Salih Müslim, Ko-Vorsitzender der PYD, sprach erst kürzlich (10.09.16) wieder klare Worte in einem Interview mit der ARD54: Die USA und Russland seien Supermächte, die eigene Ziele verfolgen würden. Vor allem die USA seien seit Jahrzehnten Verbündete der Türkei im Rahmen der NATO und dergleichen, deshalb erwarte die PYD nicht, dass die USA auf ihrer Seite seien. Nur der Kampf gegen den IS sei es, auf den sie sich einigen könnten – wenn die USA es denn ernst meinten.

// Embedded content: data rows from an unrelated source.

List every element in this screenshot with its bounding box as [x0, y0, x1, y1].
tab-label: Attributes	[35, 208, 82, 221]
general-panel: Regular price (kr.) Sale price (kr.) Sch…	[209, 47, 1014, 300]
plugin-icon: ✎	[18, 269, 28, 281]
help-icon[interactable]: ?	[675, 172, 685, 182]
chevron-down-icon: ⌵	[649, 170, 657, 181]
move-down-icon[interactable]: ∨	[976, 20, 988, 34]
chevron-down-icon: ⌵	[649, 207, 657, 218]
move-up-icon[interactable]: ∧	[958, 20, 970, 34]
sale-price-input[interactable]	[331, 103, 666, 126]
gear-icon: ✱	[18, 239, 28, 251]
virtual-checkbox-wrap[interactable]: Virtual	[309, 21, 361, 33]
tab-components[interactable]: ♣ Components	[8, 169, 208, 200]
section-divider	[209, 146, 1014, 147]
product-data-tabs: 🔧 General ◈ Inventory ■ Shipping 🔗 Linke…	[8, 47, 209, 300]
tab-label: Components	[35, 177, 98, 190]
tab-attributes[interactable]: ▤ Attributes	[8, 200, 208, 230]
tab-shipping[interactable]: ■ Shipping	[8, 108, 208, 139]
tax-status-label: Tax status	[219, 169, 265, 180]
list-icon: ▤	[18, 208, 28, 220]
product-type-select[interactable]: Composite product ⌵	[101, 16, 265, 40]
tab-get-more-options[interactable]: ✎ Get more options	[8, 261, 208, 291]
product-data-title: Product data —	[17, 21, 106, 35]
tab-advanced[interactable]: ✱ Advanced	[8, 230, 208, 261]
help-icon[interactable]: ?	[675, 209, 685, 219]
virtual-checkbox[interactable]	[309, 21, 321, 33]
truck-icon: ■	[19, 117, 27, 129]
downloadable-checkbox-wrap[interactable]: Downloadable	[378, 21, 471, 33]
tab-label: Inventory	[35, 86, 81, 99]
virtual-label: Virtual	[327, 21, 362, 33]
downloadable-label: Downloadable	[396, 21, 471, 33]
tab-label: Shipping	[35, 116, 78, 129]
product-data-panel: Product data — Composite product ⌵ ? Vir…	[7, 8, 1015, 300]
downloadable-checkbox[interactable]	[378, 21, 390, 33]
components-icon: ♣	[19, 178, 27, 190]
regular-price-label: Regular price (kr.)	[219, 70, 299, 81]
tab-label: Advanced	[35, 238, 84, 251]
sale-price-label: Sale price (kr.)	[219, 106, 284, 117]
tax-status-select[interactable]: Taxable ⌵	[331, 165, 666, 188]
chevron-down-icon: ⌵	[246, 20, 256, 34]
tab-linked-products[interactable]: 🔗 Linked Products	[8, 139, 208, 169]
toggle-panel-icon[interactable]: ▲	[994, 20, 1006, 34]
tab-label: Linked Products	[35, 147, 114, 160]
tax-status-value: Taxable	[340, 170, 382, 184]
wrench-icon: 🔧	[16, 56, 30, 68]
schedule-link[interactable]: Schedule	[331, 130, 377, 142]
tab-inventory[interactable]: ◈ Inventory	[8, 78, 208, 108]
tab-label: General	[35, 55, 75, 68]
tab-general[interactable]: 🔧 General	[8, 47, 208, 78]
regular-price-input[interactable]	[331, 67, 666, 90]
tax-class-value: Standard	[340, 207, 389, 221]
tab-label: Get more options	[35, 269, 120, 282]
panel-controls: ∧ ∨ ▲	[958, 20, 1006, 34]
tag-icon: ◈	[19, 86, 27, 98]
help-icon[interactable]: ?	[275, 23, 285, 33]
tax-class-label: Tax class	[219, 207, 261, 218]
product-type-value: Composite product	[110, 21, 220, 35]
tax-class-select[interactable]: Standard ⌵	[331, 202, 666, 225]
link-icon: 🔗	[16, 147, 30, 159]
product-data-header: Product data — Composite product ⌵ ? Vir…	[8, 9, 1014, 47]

Rhetorisch geschickt meint Müslim: Vielleicht sei es den Amerikanern ja doch nicht so wichtig mit dem IS, vielleicht würden sie ihn einfach weiterexistieren lassen wollen für andere Zwecke, vielleicht dafür, dass die Türkei Verwendung für ihn findet. Mit den Russen hingegen habe man schon am Anfang des Syrienkrieges Kontakt aufgenommen und pflege gute Beziehungen zum Außenministerium. Trocken und direkt meint er sodann: Die Amerikaner wissen ganz genau, was wir wollen und die Russen auch.